UX Engineer II, Microsoft, 2009-2010
I launched Kinect for Xbox 360, designing for both the Xbox Dashboard (OS team) and Kinectimals (Microsoft Game Studios). Kinect brought natural user interfaces to the living room by enabling speech and gesture interactions. When Kinect began selling during the 2010 Holiday season, it received excelled reviews. It even broke records for being the fastest-selling electronic device in history.
The Problem
Kinect as a concept pushed the boundaries of tech and interactions. I was brought onto the team in December 2009 as a speech interaction expert with Tellme, a Microsoft subsidiary at the time. Our task was to bring the best practices and prior knowledge from designing voice systems for telephones and for multimodal phone applications to the 10-foot UI of a TV.
We had to work with significant technical constraints. Added to those were the typical challenges of a 1st-generation product: limited time, changing plans in light of technical developments, and changing points of view from the various teams building the first-of-its-kind experience.
We identified 3 areas of focus for the Dashboard:
- What can you say? What speech commands would enable the best speech experience? Our hard technical limit was only 10 commands active at any one time.
- How good is good enough? Xbox was, and still is, a premium brand with a loyal and demanding audience. What accuracy bar would we have to meet in order to maintain the brand loyalty and wow gamers?
- What will the international reception be? The country we were most concerned with was Japan, where Nintendo and Sony PlayStation were born. Culturally, there were also concerns especially about using speech recognition, which was not a common interaction in Japan at the time.
What I Did
What can you say?
My first task was to help define the point of view on which commands we’d support in order to answer the “What can you say?” question. My proposal, which the Tellme team lobbied for, was to focus on the end-to-end experience. I identified media control (playing games from the disc or launching and controlling movies and music) as the core use case for speech. This “jump into content” strategy conflicted with the Xbox team’s proposal of “see it, say it” where speech allowed users to select items shown on the screen.
We decided to test “see it, say it” with users to determine its utility, since it went against speech best practices for multimodal applications on mobile phones.
Avatar Editor Speech Wizard-of-Oz test
Working with our development counterparts, we created a Wizard-of-Oz (WOZ) prototype where we faked a speech-enabled Avatar Editor. We used the existing Avatar Editor application and created a PC-based interface that allowed a wizard (a person pretending to be the system) to select items from the 3×3 grid as well as navigate left and right, as if using the controller. To simulate “see it, say it,” the developers overlaid the metadata name of the feature onto the selection item. The user would read off the screen, speak their request to an inoperable Kinect sensor, and the wizard in the observation room would select the requested item through the WOZ interface. The user believed the system did the selection. This allowed us to test the user’s perception of the usability and value of “see it, say it.”

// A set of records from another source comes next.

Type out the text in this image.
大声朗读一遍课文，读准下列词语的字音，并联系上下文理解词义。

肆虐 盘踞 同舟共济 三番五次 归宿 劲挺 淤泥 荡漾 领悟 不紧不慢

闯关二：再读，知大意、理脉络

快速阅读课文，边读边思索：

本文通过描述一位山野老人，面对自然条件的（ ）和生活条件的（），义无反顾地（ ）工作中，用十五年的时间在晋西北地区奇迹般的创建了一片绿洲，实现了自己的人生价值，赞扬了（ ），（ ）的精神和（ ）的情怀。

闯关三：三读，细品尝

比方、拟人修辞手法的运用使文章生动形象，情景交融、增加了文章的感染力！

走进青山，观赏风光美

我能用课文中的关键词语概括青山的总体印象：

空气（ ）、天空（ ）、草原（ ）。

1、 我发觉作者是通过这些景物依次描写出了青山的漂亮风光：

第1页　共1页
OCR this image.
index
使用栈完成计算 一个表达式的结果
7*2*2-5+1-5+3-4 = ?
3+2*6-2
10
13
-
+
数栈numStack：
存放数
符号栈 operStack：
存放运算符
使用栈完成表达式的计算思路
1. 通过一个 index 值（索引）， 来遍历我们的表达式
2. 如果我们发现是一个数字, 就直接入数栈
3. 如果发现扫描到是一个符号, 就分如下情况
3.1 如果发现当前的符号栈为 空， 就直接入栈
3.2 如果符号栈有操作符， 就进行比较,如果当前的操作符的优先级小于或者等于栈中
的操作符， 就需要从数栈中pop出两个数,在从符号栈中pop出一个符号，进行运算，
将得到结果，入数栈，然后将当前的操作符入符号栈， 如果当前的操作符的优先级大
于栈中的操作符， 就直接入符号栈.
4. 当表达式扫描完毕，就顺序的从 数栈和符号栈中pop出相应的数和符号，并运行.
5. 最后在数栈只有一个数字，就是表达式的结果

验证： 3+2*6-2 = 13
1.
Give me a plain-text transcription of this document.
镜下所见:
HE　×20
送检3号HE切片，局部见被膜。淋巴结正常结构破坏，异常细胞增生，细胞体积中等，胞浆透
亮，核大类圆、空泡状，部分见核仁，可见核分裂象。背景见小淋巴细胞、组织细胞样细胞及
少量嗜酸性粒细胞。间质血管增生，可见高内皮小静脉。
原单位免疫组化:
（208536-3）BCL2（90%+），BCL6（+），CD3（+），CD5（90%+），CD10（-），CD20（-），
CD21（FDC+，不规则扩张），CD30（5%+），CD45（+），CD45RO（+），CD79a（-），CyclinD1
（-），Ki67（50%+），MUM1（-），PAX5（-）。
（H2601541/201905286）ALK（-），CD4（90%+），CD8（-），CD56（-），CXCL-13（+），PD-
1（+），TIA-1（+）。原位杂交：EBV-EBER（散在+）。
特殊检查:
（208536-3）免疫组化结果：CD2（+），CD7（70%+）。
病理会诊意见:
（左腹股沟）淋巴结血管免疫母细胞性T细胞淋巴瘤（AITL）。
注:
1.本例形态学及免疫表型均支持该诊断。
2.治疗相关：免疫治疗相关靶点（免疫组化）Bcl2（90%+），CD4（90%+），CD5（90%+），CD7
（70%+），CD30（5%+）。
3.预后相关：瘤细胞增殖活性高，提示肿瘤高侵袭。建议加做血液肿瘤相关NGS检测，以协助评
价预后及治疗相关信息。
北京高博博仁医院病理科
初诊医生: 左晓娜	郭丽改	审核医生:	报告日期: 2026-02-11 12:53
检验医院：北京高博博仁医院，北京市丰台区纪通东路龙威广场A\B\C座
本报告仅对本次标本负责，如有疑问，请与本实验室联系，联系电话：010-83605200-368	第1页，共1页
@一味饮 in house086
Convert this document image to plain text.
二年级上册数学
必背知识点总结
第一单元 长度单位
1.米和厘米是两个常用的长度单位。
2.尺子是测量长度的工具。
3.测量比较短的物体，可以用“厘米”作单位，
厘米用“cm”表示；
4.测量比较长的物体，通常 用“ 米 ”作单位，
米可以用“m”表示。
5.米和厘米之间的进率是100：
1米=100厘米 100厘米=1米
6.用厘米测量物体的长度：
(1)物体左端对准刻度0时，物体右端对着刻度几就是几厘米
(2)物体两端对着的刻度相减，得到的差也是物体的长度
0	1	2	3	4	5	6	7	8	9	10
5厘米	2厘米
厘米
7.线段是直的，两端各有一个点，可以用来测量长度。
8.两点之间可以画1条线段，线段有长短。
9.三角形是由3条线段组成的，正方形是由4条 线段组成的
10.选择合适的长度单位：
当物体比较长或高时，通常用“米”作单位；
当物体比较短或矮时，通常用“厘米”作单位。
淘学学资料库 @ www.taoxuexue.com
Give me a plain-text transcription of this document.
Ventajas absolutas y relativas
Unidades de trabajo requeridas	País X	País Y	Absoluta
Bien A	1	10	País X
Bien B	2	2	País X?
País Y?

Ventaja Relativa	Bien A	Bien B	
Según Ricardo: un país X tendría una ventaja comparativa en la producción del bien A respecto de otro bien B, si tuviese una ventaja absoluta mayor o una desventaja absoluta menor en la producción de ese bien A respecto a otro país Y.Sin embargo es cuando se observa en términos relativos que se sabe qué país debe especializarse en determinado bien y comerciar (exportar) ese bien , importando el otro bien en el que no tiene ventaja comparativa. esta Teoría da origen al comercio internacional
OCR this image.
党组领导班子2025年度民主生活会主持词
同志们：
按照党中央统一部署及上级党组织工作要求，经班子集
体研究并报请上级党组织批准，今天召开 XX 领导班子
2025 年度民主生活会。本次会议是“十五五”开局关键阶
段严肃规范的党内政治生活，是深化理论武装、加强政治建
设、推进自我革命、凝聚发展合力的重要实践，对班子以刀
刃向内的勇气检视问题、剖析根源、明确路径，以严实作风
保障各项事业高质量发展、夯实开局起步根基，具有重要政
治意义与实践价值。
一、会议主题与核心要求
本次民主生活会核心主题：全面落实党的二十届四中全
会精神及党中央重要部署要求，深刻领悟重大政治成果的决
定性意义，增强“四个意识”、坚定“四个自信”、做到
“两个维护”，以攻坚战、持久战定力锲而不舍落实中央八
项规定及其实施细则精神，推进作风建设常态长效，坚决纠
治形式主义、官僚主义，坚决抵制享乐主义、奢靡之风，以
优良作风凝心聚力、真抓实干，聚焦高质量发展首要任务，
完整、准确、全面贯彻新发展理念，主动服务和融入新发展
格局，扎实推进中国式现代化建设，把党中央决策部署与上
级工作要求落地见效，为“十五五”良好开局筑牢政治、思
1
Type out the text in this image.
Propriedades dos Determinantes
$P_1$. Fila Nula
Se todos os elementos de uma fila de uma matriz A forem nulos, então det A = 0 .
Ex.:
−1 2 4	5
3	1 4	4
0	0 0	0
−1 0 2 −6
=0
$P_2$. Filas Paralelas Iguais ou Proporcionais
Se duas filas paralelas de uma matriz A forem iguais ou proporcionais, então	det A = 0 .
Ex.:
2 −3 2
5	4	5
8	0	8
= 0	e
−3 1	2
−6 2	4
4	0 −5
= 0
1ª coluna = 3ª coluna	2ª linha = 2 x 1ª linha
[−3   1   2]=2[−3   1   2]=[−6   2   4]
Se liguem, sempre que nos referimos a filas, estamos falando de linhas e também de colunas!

I was either the moderator (above) or the wizard, depending on the session.
How good is good enough?
We also tested accuracy. To simulate various accuracy levels, the system would select the wrong item or no items at all. We tested three accuracy levels with an usually high number of participant (~40 users) and then gave them a satisfaction survey to correlate user satisfaction with accuracy.
We learned two things. First, users were so excited to use their voice that they found “see it, say it” in the context of the living room compelling.
Second, we learned that there was an inflection point for accuracy and therefore set our accuracy benchmarks accordingly. This study was referenced throughout the project and for years to come as we worked on additional improvements to both Kinect and Xbox.
What will the international reception be?
I traveled to Japan so we could conduct a few focus groups on the acceptance of speech in the living room by Japanese users.
I attended each session, coached the moderator to ensure our specific questions were addressed, and summarized the results so the rest of the team also could learn from the international study.
I also created point-of-view documents, wireframes, specs, and executive briefing presentations. In addition, I conducted a ton of UX QA, filing bugs and working through issues with developers and PMs.
What Shipped
Concurrent with the development of the speech perspective, a separate team was determining what was possible for launch with gesture. Based on the constraints of both natural user interface (NUI) modalities, the Kinect Hub was born. Instead of speech- and gesture-enabling the entire Dashboard, a separate area was created for NUI interactions.
“See it, say it” shipped in the initial Kinect. A user saw a tip to “Say ‘Xbox’.” Once they said “Xbox,” they were prompted to say “Kinect” by reading off the screen.
This launched the Kinect Hub, where “If you see it, just say it” appeared on the screen along with labels showing the commands on the content and other commands inside the bar at the bottom.
This UI was carried over to NUI-enabled partner applications, such as ESPN 3.
Additionally, the accuracy targets set by the usability study were met. Kinect for launch was well received by the American audience, as well as internationally.
I shared my work in two presentations and publications. I wrote the only design whitepaper on speech interactions for Kinect v1 and spoke about the process of designing for the living room at SpeechTEK 2012 in New York City.